President Nicos Anastasiades on Thursday stressed the need to ensure freedom of speech but also to present correct, factual information in the ever-changing environment of social media and artificial intelligence that has led to the proliferation of fake news and misinformation.
He was addressing an online conference for Council of Europe ministers responsible for media and information society, hosted by Cyprus. Its theme is “Artificial Intelligence-Intelligent Politics: Challenges and Opportunities for Media and Democracy.”
Jointly organised by the Council of Europe and the Cypriot government, the conference aims to secure the political engagement of the Council of Europe and its 47 member states over a number of priority actions and to map the future work of the organisation in the fields of media and information.
The president said that technological advancements in the last two decades, and the transformation they have brought about, have resulted in unprecedented political, economic and cultural globalisation and connectivity.
“In the digital era, everything is happening at lightning speed, whereas social media platforms have utterly transformed the world of journalism,” he added. “In this respect, whether we like it or not, Artificial Intelligence (AI) is here to stay. While its benefits may be multiple, its presence raises legal, ethical, as well as policy and economic complexities.”
On the one hand, he said, AI may enable broader, quicker and more targeted means of sharing information and ideas globally, but it may also interfere with the formation and development of opinions, access to information and other fundamental aspects of individual autonomy.
“Such a development has opened up the prospect of misinformation at an enormous pace and scale.
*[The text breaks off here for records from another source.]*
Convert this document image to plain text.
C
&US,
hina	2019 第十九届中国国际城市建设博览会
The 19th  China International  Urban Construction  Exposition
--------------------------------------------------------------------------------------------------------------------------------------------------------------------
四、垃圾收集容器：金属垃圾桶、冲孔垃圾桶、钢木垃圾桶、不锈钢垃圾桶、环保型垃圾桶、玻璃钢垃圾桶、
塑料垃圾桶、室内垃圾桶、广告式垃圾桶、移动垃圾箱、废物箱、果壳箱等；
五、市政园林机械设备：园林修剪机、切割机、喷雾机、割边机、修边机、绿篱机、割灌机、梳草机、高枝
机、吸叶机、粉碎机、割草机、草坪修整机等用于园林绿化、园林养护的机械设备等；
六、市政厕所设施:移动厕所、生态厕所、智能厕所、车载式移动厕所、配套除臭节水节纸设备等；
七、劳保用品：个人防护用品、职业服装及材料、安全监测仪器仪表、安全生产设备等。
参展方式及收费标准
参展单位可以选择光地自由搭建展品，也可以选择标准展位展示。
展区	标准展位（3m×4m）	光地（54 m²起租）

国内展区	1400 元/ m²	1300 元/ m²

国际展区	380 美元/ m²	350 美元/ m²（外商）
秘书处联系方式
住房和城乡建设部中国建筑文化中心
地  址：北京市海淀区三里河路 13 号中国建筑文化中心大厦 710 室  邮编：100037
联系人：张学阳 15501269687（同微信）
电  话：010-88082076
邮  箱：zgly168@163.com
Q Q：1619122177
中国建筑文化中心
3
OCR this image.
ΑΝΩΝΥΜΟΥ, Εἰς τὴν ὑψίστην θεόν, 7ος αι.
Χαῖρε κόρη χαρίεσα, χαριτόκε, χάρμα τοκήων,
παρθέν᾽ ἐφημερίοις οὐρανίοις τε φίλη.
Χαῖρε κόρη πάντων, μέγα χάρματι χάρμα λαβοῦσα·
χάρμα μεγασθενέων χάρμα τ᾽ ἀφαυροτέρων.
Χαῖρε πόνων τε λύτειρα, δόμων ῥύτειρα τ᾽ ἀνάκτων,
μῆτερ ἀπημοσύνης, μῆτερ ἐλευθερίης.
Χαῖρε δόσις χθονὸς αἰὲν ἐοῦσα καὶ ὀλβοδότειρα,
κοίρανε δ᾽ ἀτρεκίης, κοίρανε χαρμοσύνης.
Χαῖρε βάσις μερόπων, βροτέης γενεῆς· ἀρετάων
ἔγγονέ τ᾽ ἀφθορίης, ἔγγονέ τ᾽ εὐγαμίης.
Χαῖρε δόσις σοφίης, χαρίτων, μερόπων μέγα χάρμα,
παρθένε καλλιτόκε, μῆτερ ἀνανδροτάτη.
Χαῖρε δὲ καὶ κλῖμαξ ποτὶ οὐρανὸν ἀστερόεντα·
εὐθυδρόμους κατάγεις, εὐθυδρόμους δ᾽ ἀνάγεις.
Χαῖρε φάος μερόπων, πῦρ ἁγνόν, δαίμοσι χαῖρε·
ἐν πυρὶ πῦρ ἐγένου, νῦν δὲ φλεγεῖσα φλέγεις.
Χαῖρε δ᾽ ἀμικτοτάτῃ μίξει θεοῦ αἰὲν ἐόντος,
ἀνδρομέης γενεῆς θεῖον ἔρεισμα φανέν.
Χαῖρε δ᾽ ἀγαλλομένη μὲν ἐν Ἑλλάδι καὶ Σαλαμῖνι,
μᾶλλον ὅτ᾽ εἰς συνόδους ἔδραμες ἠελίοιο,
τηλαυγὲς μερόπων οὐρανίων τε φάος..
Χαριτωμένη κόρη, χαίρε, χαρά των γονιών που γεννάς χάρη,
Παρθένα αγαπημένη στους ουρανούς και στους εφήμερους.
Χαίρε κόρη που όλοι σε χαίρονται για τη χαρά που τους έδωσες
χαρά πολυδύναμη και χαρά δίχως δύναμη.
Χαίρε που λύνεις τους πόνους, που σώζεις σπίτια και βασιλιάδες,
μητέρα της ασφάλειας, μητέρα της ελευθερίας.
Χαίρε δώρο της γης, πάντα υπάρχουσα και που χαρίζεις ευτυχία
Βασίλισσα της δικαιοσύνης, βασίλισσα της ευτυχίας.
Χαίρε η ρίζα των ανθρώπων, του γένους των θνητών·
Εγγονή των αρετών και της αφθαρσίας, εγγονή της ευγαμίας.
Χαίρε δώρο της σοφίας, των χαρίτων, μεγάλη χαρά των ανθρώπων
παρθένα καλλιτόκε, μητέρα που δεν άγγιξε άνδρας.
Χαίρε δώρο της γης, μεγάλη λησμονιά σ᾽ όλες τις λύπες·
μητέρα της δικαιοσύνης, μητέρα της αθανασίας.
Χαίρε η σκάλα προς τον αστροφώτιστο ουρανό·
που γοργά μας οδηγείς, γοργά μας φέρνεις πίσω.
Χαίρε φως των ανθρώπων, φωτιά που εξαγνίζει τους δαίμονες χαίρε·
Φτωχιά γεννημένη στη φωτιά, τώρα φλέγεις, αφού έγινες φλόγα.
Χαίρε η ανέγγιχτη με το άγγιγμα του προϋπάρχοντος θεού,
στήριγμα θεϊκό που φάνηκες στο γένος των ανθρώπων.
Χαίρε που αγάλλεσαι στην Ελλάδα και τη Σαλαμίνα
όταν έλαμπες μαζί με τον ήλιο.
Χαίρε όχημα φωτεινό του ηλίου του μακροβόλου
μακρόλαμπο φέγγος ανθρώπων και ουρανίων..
Anyone can publish or post an opinion or perspective, regardless of whether it is true or false, and have that opinion amplified within the information marketplace,” he said.
Misinformation, disinformation and propaganda are now happening on a massive scale in a world increasingly living a social media existence, he added.
“Hence, we need to reflect on the various challenges posed by integrating AI technologies into journalism, particularly as regards the field of ethics and its wider implications on our society.”
As reliance on AI grows in today’s information environment, it also remains critical to address its impact on the exercise of freedom of expression which is a core element of any democratic society and a pluralistic media based on freedom of information and opinion.
The president also referred to a rise in violence against journalists, illegal arrests, online threats, harassment, intimidation, kidnapping, and even murders.
“Last year’s cases illustrate that the lack of safety and integrity for people who provide us with news and information does not have frontiers,” he said.
He called for the need to create safe working conditions for all media workers so that they may continue practising their profession safely and independently.
The president also referred to the pandemic crisis, during which “journalists assumed the most important role in communicating facts about Covid-19, having at the same time to deal with great professional challenges and difficulties, ranging from health safety matters, to the pandemic’s severe economic consequences and to dealing with misinformation.”
“Fake news, conspiracy theorists and anti-vaccine campaigners have spread confusion all these months in relation to health risks, based, always, unfortunately, on unfounded claims,” he said.
Correct and factual information was – and still is – a key to tackling this virus, and the media industry remains the main source of reliable information, Anastasiades added.
Cyprus is represented by Interior Minister Nicos Nouris, who, along with director general of Human Rights and the Rule of Law of the Council of Europe, Christos Giakoumopoulos, will present the conclusions of the conference.